‘2017 piyasalar için fırsat yılı olabilir’

0
15

Gedik Yatırım Araştırma Direktörü Üzeyir Doğan, yaptığı açıklamada, 2015’te gerçekleştirilen iki seçim ve Rusya krizine karşın 2016’nın ilk aylarında ana trendi yurt dışı gelişmelerin belirlediğini söyledi.
Doğan, bu yıl yurt içinde başbakan değişimi ve 15 Temmuz sonrası gelişmelerin, yurt dışında ise Fed’in faiz kararları ve Donald Trump’ın başkanlık seçimlerini kazanmasıyla ABD’de uygulanmaya başlanması beklenen mali politikaların, gelişmekte olan piyasaları etkisi altına aldığını vurguladı.

Son dönemde yurt dışında yükselen faiz ve kurların enflasyon beklentilerini artırması ile yurt içinde de faizlerde yukarı yönlü hareketler izlendiğine işaret eden Doğan, şunları kaydetti:

“Süreç sorunsuz atlatılabilir ve 2016’da artış trendinde olan jeopolitik ve güvenlikle ilgili riskler bastırılırsa son 2 yılda görülen negatif ayrışmanın getirdiği cazip değerlemeler BIST ve diğer TL varlıkların ikinci çeyrekle birlikte cazibesini artırabilir.”

“2016 öngörülemeyenlerin yılı oldu”
Turkish Yatırım Araştırma Bölüm Başkanı Baki Atılal da 2016’yı, “hem global çapta hem de Türkiye adına öngörülemeyenlerin yılı” şeklinde nitelendirdi.

Bu yıl yurt içi ve dışında yaşanan başlıca ekonomik ve siyasi gelişmelerden, bunların piyasalarda oluşturduğu risklerden bahseden Atılal, “2017, risklerin giderilmesiyle fırsatların çıkacağı bir yıl olacak.” dedi.
Baki Atılal, anayasa değişikliği referandumu, TL’nin seyri, TCMB’nin alacağı pozisyon ve büyüme yönünde atılan adımların sonuçlarının yurt içinde önemli gündem maddeleri olarak öne çıkacağını bildirdi. 

“2017 dünyayı test edecek”
Saxo Capital Markets Uluslararası Piyasalar Direktörü Özgür Hatipoğlu ise 2016’nın, dünya siyasi tarihinde yer tutacak başka bir “sıra dışı yıl” olarak arşivlerde yerini aldığını ifade etti.

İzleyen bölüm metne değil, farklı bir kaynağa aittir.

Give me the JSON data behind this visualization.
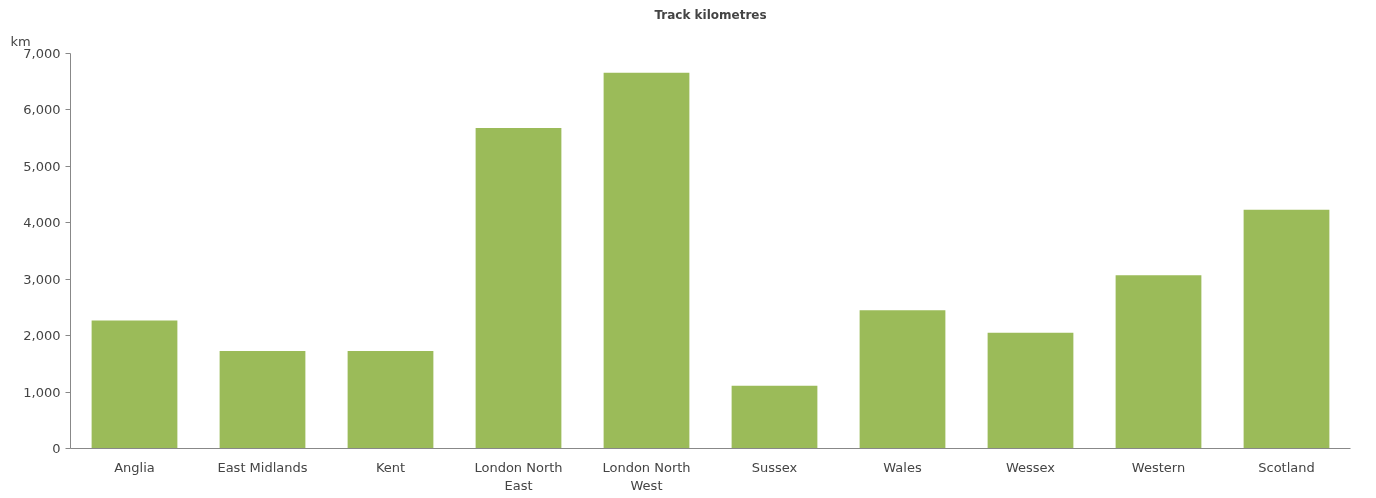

Gelecek yıl, dünyanın güçlü dolara daha ne kadar dayanabileceğinin test edilebileceği bir dönemin yaşanacağını belirten Hatipoğlu, şunları kaydetti:

“Şu anda 103 bölgesinde olan dolar endeksinin 2000’li senelerin başlarındaki gibi 120’lere yükselmesi, birçok şirketin çok büyük kur zararlarına maruz kalmasına neden olur ve ABD ekonomisi ciddi zarar görür. Sonuç böylesine vahim bir senaryoya kapıyı açacakken Fed faiz artıracak olsa bile bunu çok dikkatli bir zamanlamayla yapacaktır. Kaldı ki Fed’in meşhur nokta grafiklerine baktığımızda eylülden aralık toplantısına, 2017 için daha konsantre bir şekilde enflasyon hedef tahmini yaparken, 2018 için beklentilerin daha geniş bir aralığa yayıldığını görüyoruz. Bu da kısa zaman içinde faiz artırımları olduktan sonrası için hiçbir şeye şimdiden söz vermek istemediklerini gösteriyor. ABD’de izleyeceklerimiz arasında Trump yönetiminin ilk 100 günü de var. Verilen seçim sözlerinin ne kadarının tutulabileceği çok önemli ve seçim sonucuyla gelen piyasa hareketlerinin devamı ve sürdürülebilirliği buna bağlı.”